Silver has long been valued as a precious metal, and it is used to make ornaments, jewelry, high-value tableware, utensils (hence the term silverware), and currency coins. Silver, like other precious metals, may be used as an investment. For more than four thousand years, silver has been regarded as a form of money and store of value.
However, since the end of silver standard, silver has lost its role as legal tender in many developed countries such as the United States. Currently, the main demand for silver is for industrial uses and medical applications like most commodities, the price of silver is driven by speculation and supply and demand. Compared to gold, the silver price is notoriously volatile. This is because of lower market liquidity, and demand fluctuations between industrial and store of value uses. At times, this can cause wide ranging valuations in the market, creating volatility. Relation between Silver & Gold Silver often tracks the gold price due to store of value demands, although the ratio can vary. The gold/silver ratio is often analyzed by market participants. In 1792, the gold/silver ratio was fixed by law in the United States at 1:15, which meant that one troy ounce of gold would buy 15 troy ounces of silver. The average gold/silver ratio during the 20th century, however, was 1:47. The lower the ratio/ number, the more expensive silver is compared to gold. Conversely, the higher the ratio/number, the cheaper silver is compared to gold. Currently, this ratio stands at 1:53. Price Trend
From September 2005 onwards, the price of silver has risen fairly steeply, being initially around $7 per ounce but reaching $14, for the first time by late April 2006. The monthly average price of silver was $12.61 per ounce during April 2006, and the spot price was around $15.78 per ounce on November 6, 2007. As of March 2008, it hovered around $20 per ounce.

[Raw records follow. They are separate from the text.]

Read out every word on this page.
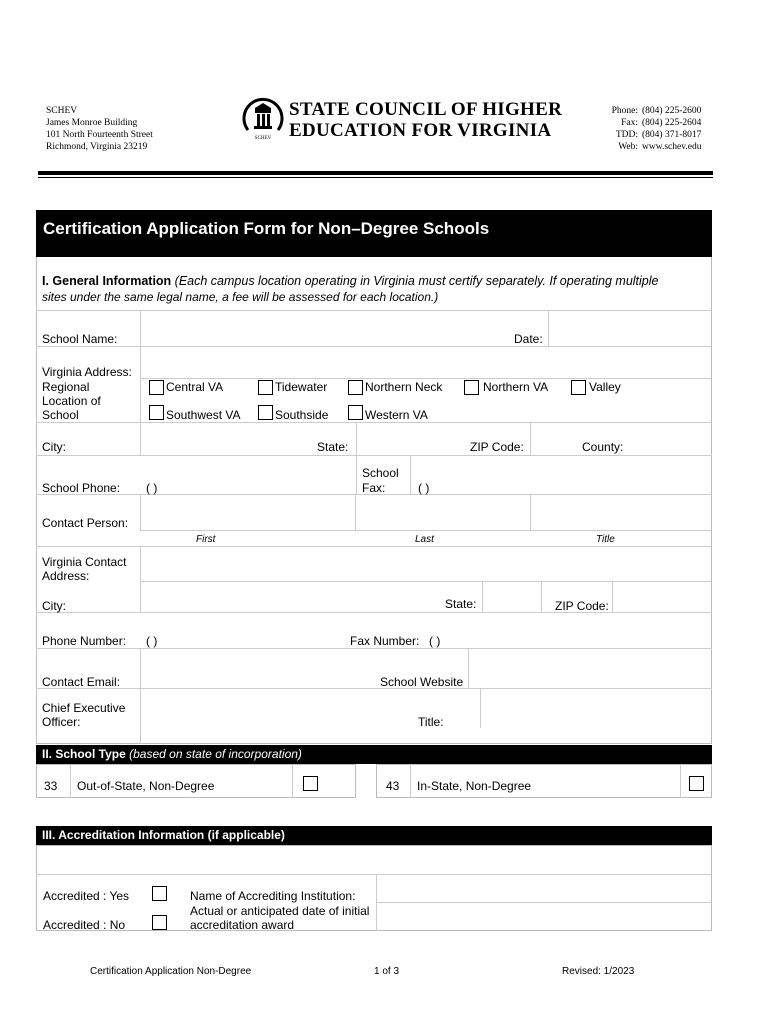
SCHEV
James Monroe Building
101 North Fourteenth Street
Richmond, Virginia 23219
SCHEV
STATE COUNCIL OF HIGHER
EDUCATION FOR VIRGINIA
Phone: (804) 225-2600
Fax: (804) 225-2604
TDD: (804) 371-8017
Web: www.schev.edu
Certification Application Form for Non–Degree Schools
I. General Information (Each campus location operating in Virginia must certify separately. If operating multiple
sites under the same legal name, a fee will be assessed for each location.)
School Name:	Date:
Virginia Address:
Regional
Location of
School
Central VA	Tidewater	Northern Neck	Northern VA	Valley
Southwest VA	Southside	Western VA
City:	State:	ZIP Code:	County:
School Phone: ( )
School
Fax:	( )
Contact Person:
First	Last	Title
Virginia Contact
Address:
City:	State:	ZIP Code:
Phone Number: ( )	Fax Number: ( )
Contact Email:	School Website
Chief Executive
Officer:	Title:
II. School Type (based on state of incorporation)
33 Out-of-State, Non-Degree	43 In-State, Non-Degree
III. Accreditation Information (if applicable)
Accredited : Yes
Accredited : No
Name of Accrediting Institution:
Actual or anticipated date of initial
accreditation award
Certification Application Non-Degree	1 of 3	Revised: 1/2023
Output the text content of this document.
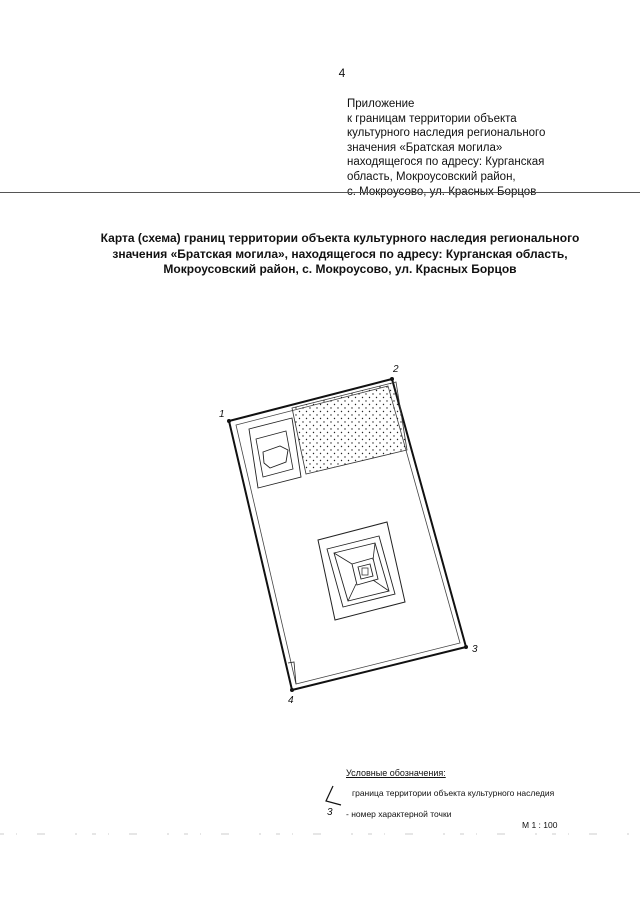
4
Приложение
к границам территории объекта
культурного наследия регионального
значения «Братская могила»
находящегося по адресу: Курганская
область, Мокроусовский район,
с. Мокроусово, ул. Красных Борцов
Карта (схема) границ территории объекта культурного наследия регионального
значения «Братская могила», находящегося по адресу: Курганская область,
Мокроусовский район, с. Мокроусово, ул. Красных Борцов
1
2
3
4
Условные обозначения:
граница территории объекта культурного наследия
3 - номер характерной точки
М 1 : 100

However, the price of silver plummeted 58% in October 2008, along with other metals and commodities, due to the effects of the credit crunch. By April 2011, silver had rebounded to reach a 31-year high hitting $49.21 per ounce on April 29, 2011 due to economic concerns about inflation and uncertainty regarding bailouts in the Euro zone.
Silver, like all precious metals, may be used as a hedge against inflation, deflation or devaluation. As explained by a U.S based portfolio manager in September 2010: “The currencies of all the major countries, including ours, are under severe pressure because of massive government deficits. The more money that is pumped into these economies – the printing of money basically – then the less valuable the currencies become”.